In The Shifts and the Shocks, Martin Wolf – one of the world’s most influential economic commentators – presents his analysis of the economic course of the last seven years.
Wolf refers to the Chicago Plan about 10 times throughout the Solutions part of the book, and features it in two different sections in the concluding chapter.
“The thrust of the plan, which was first proposed in 1933 at the trough of the Great Depression, was to give government the exclusive right to create money, thereby taking it altogether away from private businesses (that is, banks). All versions of the plan required 100 per cent reserve backing of deposits.”
The book ‘Modernising Money‘ is mentioned too:
“More recently, Andrew Jackson and Ben Dyson have endorsed a similar approach for Positive Money, a UK campaigning organization. The crucial point is that these proposals for replacing private debt-created money with government-created money are perfectly feasible and would bring substantial benefits: far less private debt and far less private indebtedness.”
- Banks creating money is destined to lead to instability and crisis.
- The idea of transferring the power to create money to the state is very appealing.
- It’s politically way too challenging right now.
- But it’d be amazing if smaller countries e.g. Iceland were to experiment
- And state-created money is the alternative to relying on a dangerous leveraging of private debt.
“Our big problem is the addiction to ever-rising debt, and the most worrying debt is not the public debt with which policy makers are obsessed but private debt, whose collapse, as we have seen, creates huge public-sector debt problems. It is extremely disturbing however that the policies being pursued in the big high-income economies amount to an attempt to get the credit machine going again.”

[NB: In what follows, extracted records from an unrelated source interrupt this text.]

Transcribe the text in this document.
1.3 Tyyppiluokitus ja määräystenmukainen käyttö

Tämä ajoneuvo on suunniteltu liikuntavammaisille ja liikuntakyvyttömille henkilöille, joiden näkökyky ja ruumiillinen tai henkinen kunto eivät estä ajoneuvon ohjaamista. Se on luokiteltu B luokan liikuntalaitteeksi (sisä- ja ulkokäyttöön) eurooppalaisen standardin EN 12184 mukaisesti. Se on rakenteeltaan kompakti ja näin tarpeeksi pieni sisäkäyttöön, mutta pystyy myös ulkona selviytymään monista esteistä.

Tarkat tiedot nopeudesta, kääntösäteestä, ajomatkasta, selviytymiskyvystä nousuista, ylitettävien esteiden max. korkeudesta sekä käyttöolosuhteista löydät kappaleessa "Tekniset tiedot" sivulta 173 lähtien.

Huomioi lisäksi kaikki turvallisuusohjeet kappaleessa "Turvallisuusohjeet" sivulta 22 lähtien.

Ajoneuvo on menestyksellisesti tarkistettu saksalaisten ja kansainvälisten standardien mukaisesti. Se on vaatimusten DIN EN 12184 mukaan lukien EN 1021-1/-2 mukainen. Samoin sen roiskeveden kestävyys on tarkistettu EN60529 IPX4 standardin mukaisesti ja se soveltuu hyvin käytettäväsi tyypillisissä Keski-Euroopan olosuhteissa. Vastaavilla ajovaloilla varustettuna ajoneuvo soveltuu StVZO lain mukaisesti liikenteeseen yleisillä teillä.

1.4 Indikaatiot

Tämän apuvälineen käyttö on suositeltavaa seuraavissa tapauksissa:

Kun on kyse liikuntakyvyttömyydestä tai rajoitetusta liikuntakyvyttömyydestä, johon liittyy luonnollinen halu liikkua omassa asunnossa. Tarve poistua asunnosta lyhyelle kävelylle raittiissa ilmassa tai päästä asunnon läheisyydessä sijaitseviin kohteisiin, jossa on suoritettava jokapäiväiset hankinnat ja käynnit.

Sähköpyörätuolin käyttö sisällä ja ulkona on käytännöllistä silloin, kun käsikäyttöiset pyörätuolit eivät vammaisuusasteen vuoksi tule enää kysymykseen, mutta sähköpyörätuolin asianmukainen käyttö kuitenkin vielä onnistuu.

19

“The people who have developed the critical perspectives differ on political values and so on whether the aim should be less state and more private or less private and more state intervention. They differ on whether policy should be guided by rules or discretion. They differ on whether the state should have an active role in managing the economy. They differ on whether money and credit are the sole source of instability in the economy. But, on one point, they agree: the balance between the role of the state as ultimate supplier of money, and that of the private sector as actual creator of almost all of the credit and money we use, is highly destabilizing. We have made a pact with the devil. It is not a new bargain. On the contrary, it goes back many centuries. But we have recently been reminded that the dangers are huge. Moreover, the liberalization of finance seems to lead to crises almost automatically. Surely this strongly suggests a need for a new kind of system.”